Если выпарившиеся слезы оставляют след и по ним можно пустить ищеек, то душа поведет ноздрями и наведет на след, запорошенный снегом. Вспомни обо мне, если пронзится или прободится что-то там внутри у меня... И пока дано право на эту магнитофонную исповедь, уныло бросать взгляд на три красные точки (записывается ли голос?) - читай, читай, читай... Зачем ты слушаешь кассету с кошмарным прошлым? Послушай ленту моей исповеди, выходящей из сердца - и прости меня...

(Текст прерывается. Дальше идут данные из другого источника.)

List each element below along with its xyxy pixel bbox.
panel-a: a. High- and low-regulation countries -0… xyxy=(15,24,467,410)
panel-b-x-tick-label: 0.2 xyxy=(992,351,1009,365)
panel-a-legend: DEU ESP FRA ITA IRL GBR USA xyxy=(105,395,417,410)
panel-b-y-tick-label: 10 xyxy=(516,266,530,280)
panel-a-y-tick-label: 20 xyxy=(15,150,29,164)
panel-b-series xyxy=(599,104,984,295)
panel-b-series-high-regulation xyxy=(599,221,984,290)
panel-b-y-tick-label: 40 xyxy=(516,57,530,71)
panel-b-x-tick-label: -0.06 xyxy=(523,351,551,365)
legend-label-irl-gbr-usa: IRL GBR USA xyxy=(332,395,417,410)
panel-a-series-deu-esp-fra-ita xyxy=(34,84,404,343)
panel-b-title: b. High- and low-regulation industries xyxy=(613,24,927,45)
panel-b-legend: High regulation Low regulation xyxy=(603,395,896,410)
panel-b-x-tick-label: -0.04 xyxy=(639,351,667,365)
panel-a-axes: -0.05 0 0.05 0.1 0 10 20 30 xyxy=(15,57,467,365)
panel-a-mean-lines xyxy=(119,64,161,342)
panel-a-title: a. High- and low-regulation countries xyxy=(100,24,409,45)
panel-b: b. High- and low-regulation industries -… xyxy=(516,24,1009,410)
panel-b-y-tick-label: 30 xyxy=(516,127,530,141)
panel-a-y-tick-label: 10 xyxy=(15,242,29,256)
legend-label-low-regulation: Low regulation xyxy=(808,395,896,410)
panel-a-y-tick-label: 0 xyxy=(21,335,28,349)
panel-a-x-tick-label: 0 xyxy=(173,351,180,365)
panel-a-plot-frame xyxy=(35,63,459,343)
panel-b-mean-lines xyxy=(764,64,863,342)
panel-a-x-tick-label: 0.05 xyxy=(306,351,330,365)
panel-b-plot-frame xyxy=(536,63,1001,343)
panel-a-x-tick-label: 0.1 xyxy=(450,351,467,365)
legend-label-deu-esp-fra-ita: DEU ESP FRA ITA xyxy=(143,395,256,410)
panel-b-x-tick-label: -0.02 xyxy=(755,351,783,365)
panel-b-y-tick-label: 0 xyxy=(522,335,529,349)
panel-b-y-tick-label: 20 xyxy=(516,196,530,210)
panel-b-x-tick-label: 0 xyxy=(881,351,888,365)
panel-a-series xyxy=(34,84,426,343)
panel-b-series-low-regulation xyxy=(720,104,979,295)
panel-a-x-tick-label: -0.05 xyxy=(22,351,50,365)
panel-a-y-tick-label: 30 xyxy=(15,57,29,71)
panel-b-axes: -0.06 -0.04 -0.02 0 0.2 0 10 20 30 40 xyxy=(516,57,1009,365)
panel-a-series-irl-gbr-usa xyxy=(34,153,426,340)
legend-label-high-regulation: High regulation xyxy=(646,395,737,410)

Никогда не было так тяжело... Брань... Только, когда медленно сходил с ума в православном храме, в сиротливой психушке, за чашкой чая, за учебником по диамату, на коленях одиночества прося о чем-то невозможном, юродствуя на 30-градусном морозе, заложенный минными полями боли справа и слева, когда было не продышаться - я открывался... Ну какой здесь литургический саркофаг, да предписанный путь с Евфросиньюшкиными поклончиками? Какая Почаевская лавра с благоухающей 500 лет стопочкой Пречистой? Неизведанный путь... Вышвырнули вон без листка в кормане. Сирота, сгорбленный сидишь на стуле. Время 5.15 ночи, в магнитофон диктуешь другу и благодаришь его за то, что есть, что слышит за 8 тыс. км...

Я такой кассетный друг. И не достучаться в обительные двери. Услышать на кассете голос!.. плакать, вспоминать, каяться: ах, если бы знал... если бы можно было вернуть!.. Ну пусть эта единственная 1015-я непереписанная кассета слушается тобой - “для всех - и ни для кого” (титульный лист ницшевского Заратустры). В конечном счете пространство боли определяет степень прободенности. По тому, как страдает твой близкий друг, я знаю, каково тебе...

2 месяца был нем... Разучился думать, диктовать. Затравленность - как уставное правило. Не с кем гулять. Один на один с пространством проигрываю какие-то недозволенные, интерферирующие шумы и фоны. Ну разве можно в пустыне рассчитывать на друга? Ничего не изменилось, брат мой... Та же келия-землянка в Оптиной, только ушедшая со временем в глубину куда-то на полметра.

Брат, как прекрасно здесь ни за что не цепляться! Светлая жертвенность, легкий переход, благородная совесть и последние распоряжения, среди них - последняя пророческая воля. Умирающему открыто будущее на 1000 лет вперед. Аккурат, что надо, тысячелетнее царство Христа провидится уже с первым агоническим хрипом. И в него входят миллионы таких, как мы. Вокруг вокзальные бродяги, 150-миллионные российские бомжи, бездомные калики-перехожии...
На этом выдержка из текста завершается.